In Spite Of Volatile Financial Year, District’s OPEB Trust Fund Remains Strong
The Anoka-Hennepin School District District’s OPEB trust fund has a more than healthy balance currently, but is projected to see more modest growth going forward, the school board learned in a presentation on March 27.
The district’s Chief Financial Officer Michelle Vargas and Senior Vice President CFA Merle Waters, with Wells Fargo Bank, said with interest rates rising will lead the Wells Fargo’s irrevocable Other Post-Employment Benefits trust fund to grow at a slower rate.
In 2009, the district issued $26 million in bonds to address OPEB liability with the money invested into a trust, Vargas said. Each year, the district pulls from the fund to pay for its OPEB obligations. Those withdrawals have ranged from $600,000 to $1.1 million.
“Annually, we draw to offset what is called the ‘implicit rate,’” Vargas said. “So our retired members who are allowed to stay on by statute on our health insurance plans, and they get the member rate and not a higher retiree rate. That difference between their premium and what they actually cost the plan is considered that implicit rate.”
Minnesota State Statute 356 A, passed in 2022, provides a legal framework of how the trust’s funds are managed.
“The biggest change that really occurred with this — in being able to do an OPEB trust — is initially you were restricted to government securities,” Waters said.
What 356 A now allows entities to do is to invest in equities, a category the state references as other investments, so the trust fund can now invest in private equity and venture capital.
“The focus there being to try to establish, or to allow for, an investment portfolio, this is really more of a pension-type obligation that you have, so it was to allow for pension-like investments to match the liability that you now have longer-term,” Waters said.
The trust’s objective is moderate growth, and that will last more than 10 years.
“Think of this really as a portfolio that will be around for decades and decades and decades in time,” Waters said.

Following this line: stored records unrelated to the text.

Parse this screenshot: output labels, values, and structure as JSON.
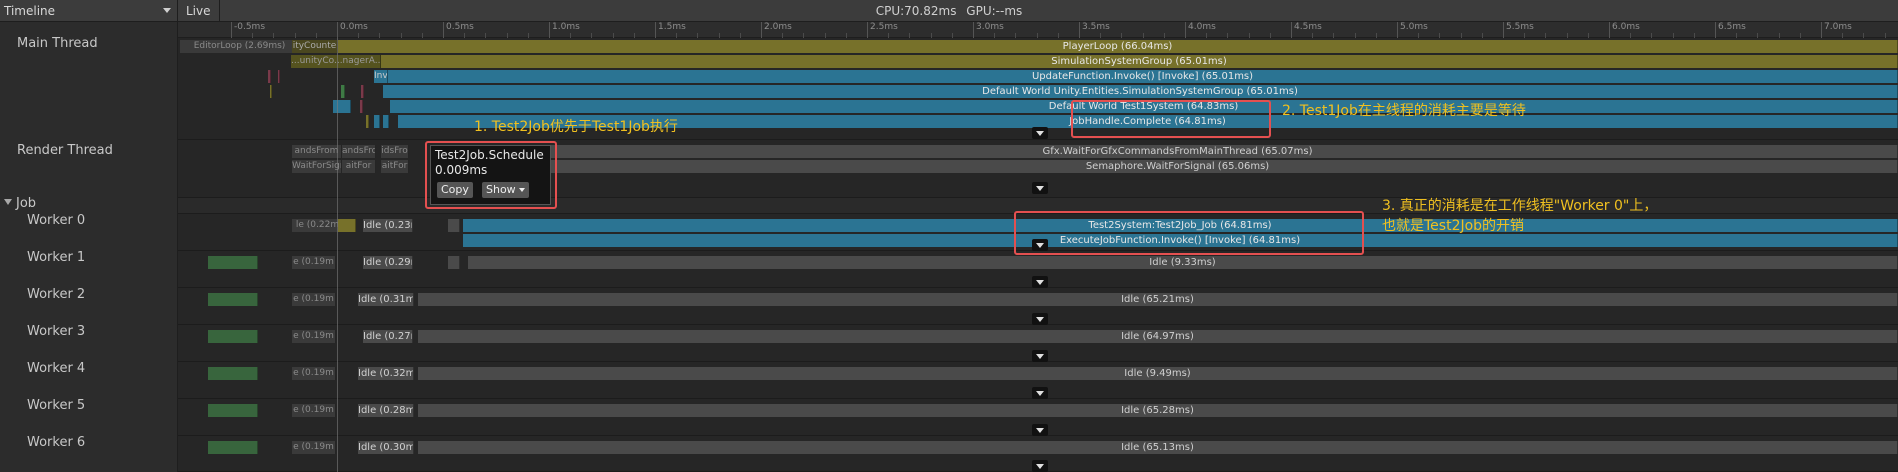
{
  "toolbar": {
    "view": "Timeline",
    "live": "Live",
    "cpu": "CPU:70.82ms",
    "gpu": "GPU:--ms"
  },
  "ruler": {
    "ticks": [
      "-0.5ms",
      "0.0ms",
      "0.5ms",
      "1.0ms",
      "1.5ms",
      "2.0ms",
      "2.5ms",
      "3.0ms",
      "3.5ms",
      "4.0ms",
      "4.5ms",
      "5.0ms",
      "5.5ms",
      "6.0ms",
      "6.5ms",
      "7.0ms"
    ]
  },
  "threads": {
    "main": "Main Thread",
    "render": "Render Thread",
    "job_group": "Job",
    "workers": [
      "Worker 0",
      "Worker 1",
      "Worker 2",
      "Worker 3",
      "Worker 4",
      "Worker 5",
      "Worker 6"
    ]
  },
  "main_thread": {
    "editor_loop": "EditorLoop (2.69ms)",
    "player_loop": "PlayerLoop (66.04ms)",
    "ticker": "ityCounte",
    "sim_group": "SimulationSystemGroup (65.01ms)",
    "manager_fragment": "...unityCo...nagerA...stem(",
    "update_fn": "UpdateFunction.Invoke() [Invoke] (65.01ms)",
    "invoke_fragment": "Invoke",
    "default_world": "Default World Unity.Entities.SimulationSystemGroup (65.01ms)",
    "test1_system": "Default World Test1System (64.83ms)",
    "job_complete": "JobHandle.Complete (64.81ms)"
  },
  "render_thread": {
    "wait_gfx": "Gfx.WaitForGfxCommandsFromMainThread (65.07ms)",
    "wait_signal": "Semaphore.WaitForSignal (65.06ms)",
    "frag_1": "andsFrom",
    "frag_2": "andsFro",
    "frag_3": "idsFro",
    "frag_4": "WaitForSignal",
    "frag_5": "aitFor",
    "frag_6": "aitFor"
  },
  "workers": {
    "w0_idle_left": "le (0.22m",
    "w0_idle": "Idle (0.23m",
    "w0_job": "Test2System:Test2Job_Job (64.81ms)",
    "w0_exec": "ExecuteJobFunction.Invoke() [Invoke] (64.81ms)",
    "w1_left": "e (0.19m",
    "w1_idle": "Idle (0.29ms)",
    "w1_long": "Idle (9.33ms)",
    "w2_left": "e (0.19m",
    "w2_idle": "Idle (0.31ms)",
    "w2_long": "Idle (65.21ms)",
    "w3_left": "e (0.19m",
    "w3_idle": "Idle (0.27ms",
    "w3_long": "Idle (64.97ms)",
    "w4_left": "e (0.19m",
    "w4_idle": "Idle (0.32ms)",
    "w4_long": "Idle (9.49ms)",
    "w5_left": "e (0.19m",
    "w5_idle": "Idle (0.28ms)",
    "w5_long": "Idle (65.28ms)",
    "w6_left": "e (0.19m",
    "w6_idle": "Idle (0.30ms)",
    "w6_long": "Idle (65.13ms)"
  },
  "tooltip": {
    "name": "Test2Job.Schedule",
    "duration": "0.009ms",
    "copy": "Copy",
    "show": "Show"
  },
  "annotations": {
    "a1": "1. Test2Job优先于Test1Job执行",
    "a2": "2. Test1Job在主线程的消耗主要是等待",
    "a3_line1": "3. 真正的消耗是在工作线程\"Worker 0\"上，",
    "a3_line2": "也就是Test2Job的开销"
  },
  "colors": {
    "player_loop": "#77712a",
    "system": "#2b7493",
    "idle": "#4a4a4a",
    "annotation": "#f0c020",
    "highlight": "#e45050"
  }
}
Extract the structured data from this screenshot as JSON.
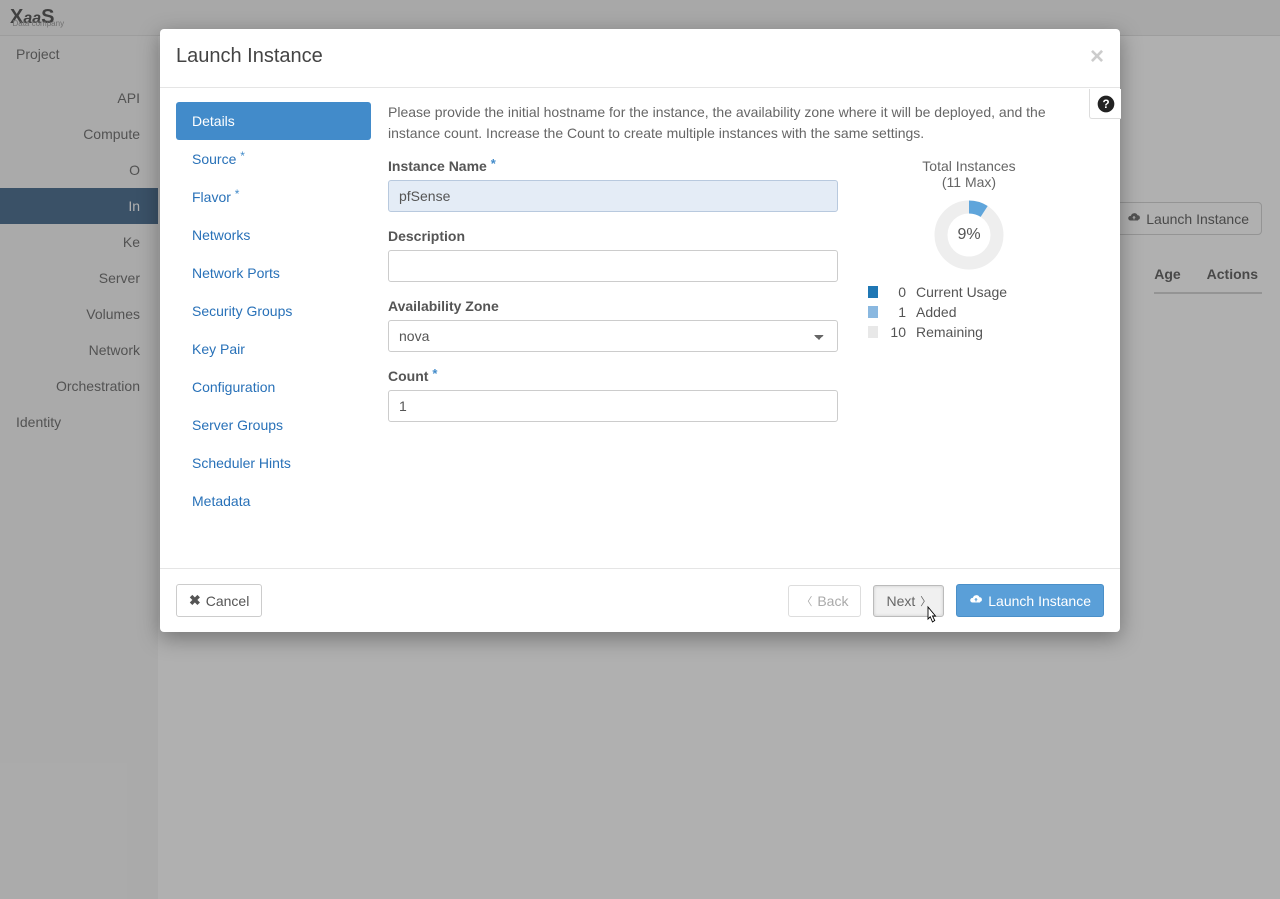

The fund’s market value at the end of 2022 was just under $36.2 million.
Waters mentioned that this March has been volatile with two bank closures, so those 2022 numbers were now slightly outdated.
“I did look at the end of trading last Friday, the market value stands at just under $36.8 million,” Waters said on March 27. “So with everything going on this year, the portfolio’s up about $600,000 in value.”
Since inception, the trust fund has grown at an annualized rate of 4.09%. Last year, the rate of return stood at about 5.5%, Waters said. The fund’s target is about 5%.
“This was set up not to hit a home run for you, this was set up to be a relatively conservative approach to growing the portfolio so you could continue to meet your distribution requirements for a long period of time,” Waters said.
That is why about 50% of the portfolio is invested in bonds or fixed income.
Last year, not only were equities down in price, but fixed income was as well, Waters explained.
“With the Fed increasing interest rates as dramatically as they did last year, that just pushed the value of the bond portfolio down,” Waters said. “So in prior years where we had a down equity market, the fixed income piece would hold its own, or it would be up perhaps in value. That was not the case last year. So a tougher year for the portfolio.”
The fund’s bond portfolio was down by 11.16% for the year and the trust’s equity portfolio lost 18.58% for the year. The fund contains a small portion of real estate and that portion of the fund that increased by 8.92%.
“Our view going forward and the message here really is just to expect more modest rates of return,” Waters said. “When interest rates are zero, and borrowing is essentially zero, asset prices can inflate. That’s really what we had happen for a long period of time. That’s gone. We have an inflation problem now.”
With interest rates higher it’s a more challenging market for risk assets, he said.
“What does that mean for the trust?” Waters asked. “It means continue to manage it somewhat conservatively, somewhat defensively. We still want to grow it.”
With the fund’s market value at $36 million and the obligation at $29 million, “you’re still fully funded even after a 2022.”
Waters concluded with a slide of a chart showing the U.S. market’s resilience from 1965 to 2022. Even with many ups and downs, the U.S. economy continues to grow and the fund should be thought of as a 30-to-40-year investment.
“When we implemented it back in 2009, that was when we were going through extreme budget cuts and changes, and this was a way that we were able to actually generate some revenue to offset some costs that were required,” she said. “When we issued it, it was $26 million in bonds and that was based on our actuarial analysis at the time. We have $36 million in there, so we’ve been able to invest at a little riskier than we’re allowed to for everything else, but still at a conservative rate.”
When the trust was first proposed “the actuarial had us spending the $26 million in 10 years,” Vargas said. “Well, it’s been over 10 years and we’re overfunded and we’re doing well.”